Well to start you want to find Fg. m1 is given, and m2 is the mass of the earth, so you can substitute all that into the equation and you'll get Fg. Btw isn't the rule Fg = Gm1m2/r^2? I might be wrong on the rule, it's been a long time since I took this stuff but you might wanna double check it

Last edited: Nov 9, 2007
3. Nov 9, 2007

### mgb_phys

In orbit the gravity force inwards balances the centrifugal force outwards

F_gravity = GMm/r^2 , where M = mass earth m=mass satelite
F_out = m w^2 r , where w = angular velocity in rad/s , m is the mass of the satelite

so r^3 = G M / w^2 and you have the height.
Remember that r is from the centre of the earth so you have to subtract the radius of the earth to get height above ground.

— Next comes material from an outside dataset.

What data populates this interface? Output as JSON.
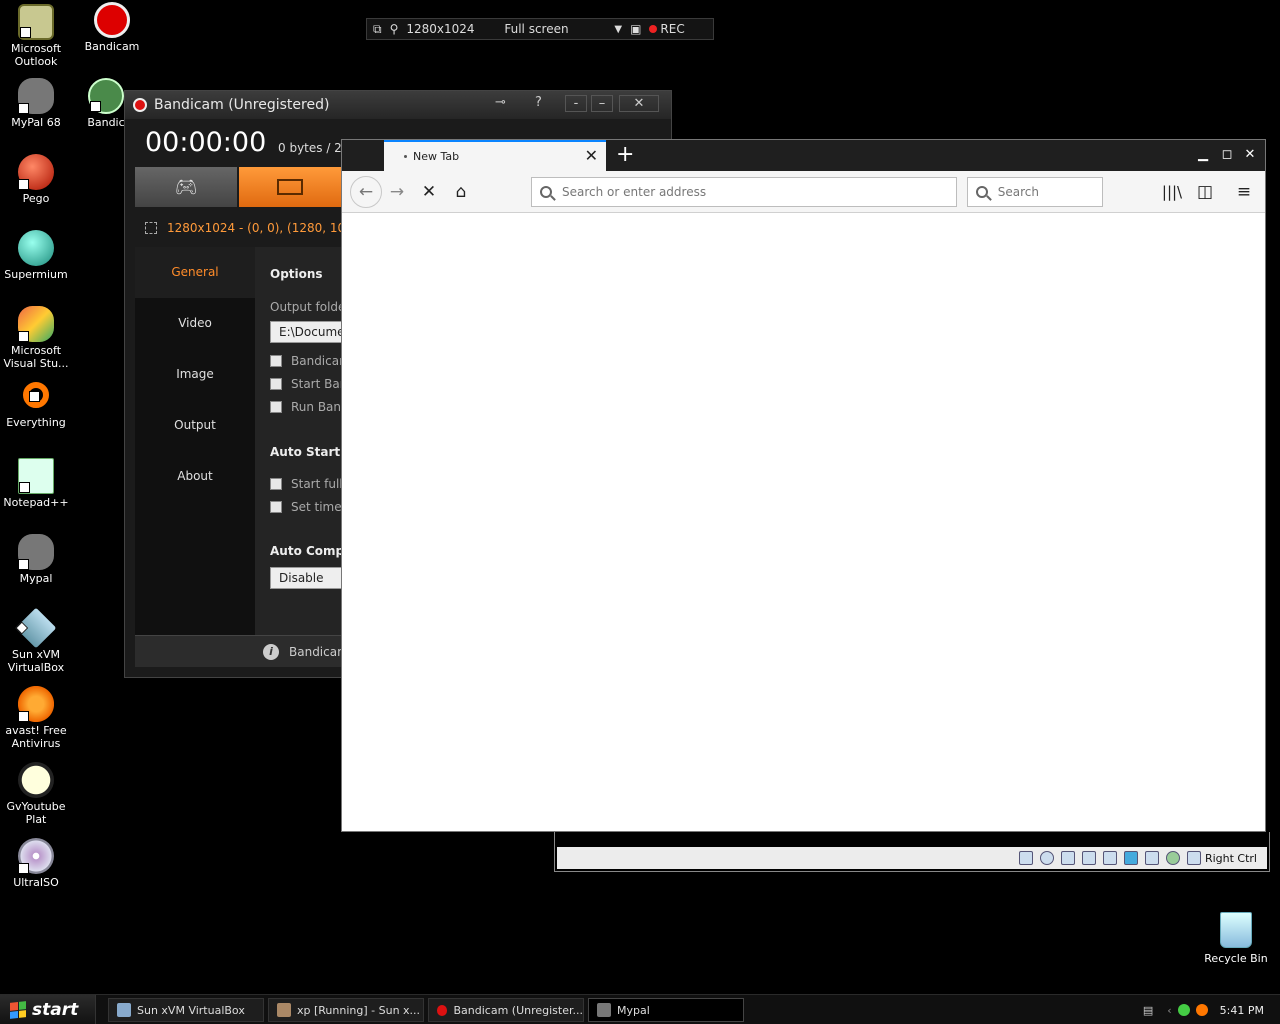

The angular velocity has to be one full circle in 24 hours, there are 2pi radians in a circle.
w = 2 pi / (24 * 60 * 60 )

Notice that the mass of the satelite cancels - a general feature of orbits is that as long as the body is much less massive than the thing it is orbiting, it's own mass doesn't matter.

Last edited: Nov 9, 2007
4. Nov 7, 2008

### JumpinJohny

I don't understand how you arrived at the answer mgb_phys.

5. Nov 7, 2008

### mgb_phys

Which bit?

Orbit is like swinging a weight on a string.
The outward force depends on the lenght of the string (ie radius of orbit) and the speed (rev/s). The inward force is gravity which depends on the mass of the central body and the radius. In orbit these two forces are equal.

The equations are F_gravity = GMm/r^2 and F_out = m w^2 r
So just set these two equal to each other and do a bit of rearranging.
w is really$$\varpi$$ which is rotation rate in radians/sec.

6. Feb 1, 2009

### AROD

angular velocity of the satellite and the earth will always be the same, w = 2pi/(time in a day)

orbital velocity must mean the angular velocity x the radius, [w x (height above earth + radius of earth)]

the satellite will follow a certain point on the earth at this point.
my question is:

how precisely must the height be stabilized (+/- how much) to keep the relative change between the satellite's position with respect to a certain point on the earth surface less than 100 m per day?

7. Jun 11, 2010

### gmlobdell

If the altitude is 35880 km, then the orbit is a circle with radius 35880 + 6387 km (radius of the earth). The geostationary satellite travels that circle in 23h 56m (google "sidereal day" for an explanation of why it's not 24 hours).

The circumference of the circle (orbit) is 2*pi*r = 2 * 3.14159 * 42267 = 265571.4 km

The length of the day, in seconds, = 23 * 3600 + 56 * 60 = 86160 seconds

Speed of the satellite = distance / time = 265571.4 km / 86160 sec = 3.082 km/sec = 11096.3 km/hr = 6894.9 m/hr

To determine the altitude may take the fancy math, but given the altitude, the speed is simple.